Integration Schema Structures in Your Destination

Each integration created in SageData will trigger the creation of schema specific to that integration. The schema will be loaded to the destination you have already defined for your account. SageData will then save all the information replicated from the data source.

Terminology

In SageData, the term schema defines the location in your defined destination, where the integration data is loaded. Based on the destination infrastructure, the schema can differ.

Here are few examples:

In case of traditional database as a destination, the information will be loaded to integration-specific schemas.
In Amazon S3, the information will be loaded into integration-specific folders. The exact location in the S3 bucket is determined by the integration names and S§ Object Keys
In Google BigQuery destinations, the information will be loaded to integration-specific datasets.

Integration schema names

Creating schema names

You will have to define a name for each integration you are creating. The same name will be used for the integration schema in your destination.

For example: Creating an integration using Facebook Page Insights with the integration name ‚Facebook Campaign 20220420’ would create a schema named sd__facebook_page_insights__facebook_campaign_20220420

Currently SageData does not support manual change of the integration schemas’ name. If you would need a different name than the one provided automatically, please contact SageData support and we will assist you by making the change for you.

Changing schema names

Once the integration has been created and saved, the integration schema name can’t be changed by the user. If you want to change the name, you will have to create new integration and replicate the data.

Re-using schema names

If you try to create an integration using the name of an existing one, you will see an error.

You are able to reuse schema names of deleted integrations. Please note that this may cause rejection of the data in your destination, as the deleting of integration won’t remove the integration’s schema and data, saved to your destination.

Schema composition

Each integration schema will contain two types of tables created by SageData:

Integration tables
SageData system tables

Integration tables

The tables created by SageDate for each integration depend on whether the integration supports data selection. If data selection is available, Sage Data will create only the tables/columns, that you selected for replication. Otherwise, all available tables and columns will be replicated.

SageData system tables

System tables are created in addition to your integration tables. For each integration, SageData will create a _sdc_rejected table, which serves as a log for data loading issues.
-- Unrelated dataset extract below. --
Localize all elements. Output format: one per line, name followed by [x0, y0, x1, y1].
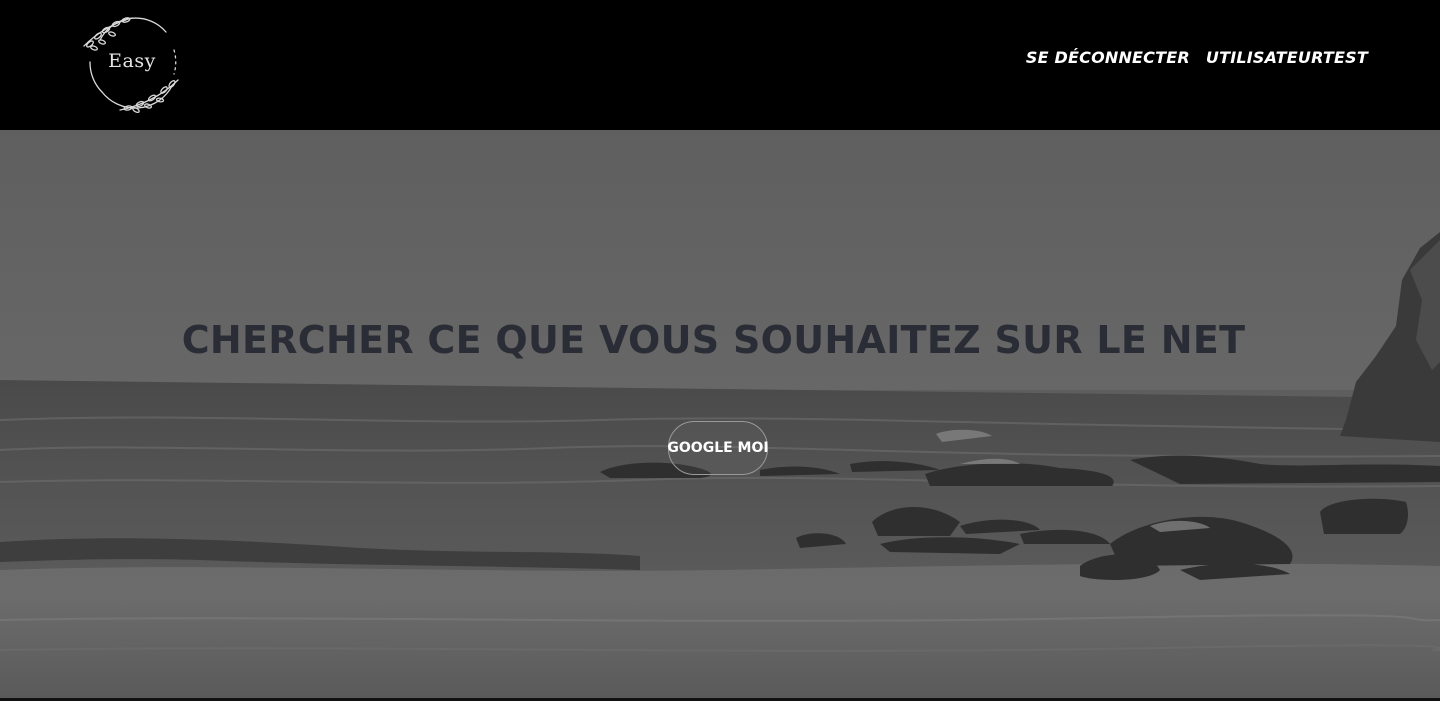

If you are using a Microsoft Azure Synapse Analytics or Google BigQuery (v2) destination, an additional table named _sdc_primary_keys will be created in the integration schema. This table includes the primary keys for the tables in the integration schema.

Integration table schemas

The integration tables consist of the replicated data from tables, which you selected to replicate.

A table won’t be removed from your destination by simply de-selecting the table for replication.

Data storage

The way SageData stores your data in the schemas depends on:

the way the data is structured in the data source (example: nested structures)
changes you make to the data source (example: adding/removing a column),
SageData-specific data handling
The way your destination handles data (example: nested data structures)

SageData system (_sdc) columns

You will notice that SageData will create a few columns prepended with _sdc in addition to the ones you have selected to be replicated. Don’t remove these columns, as SageData uses those columns in order to replicate the data properly.

For descriptions of the system columns used by SageData, refer to the System tables and columns guide.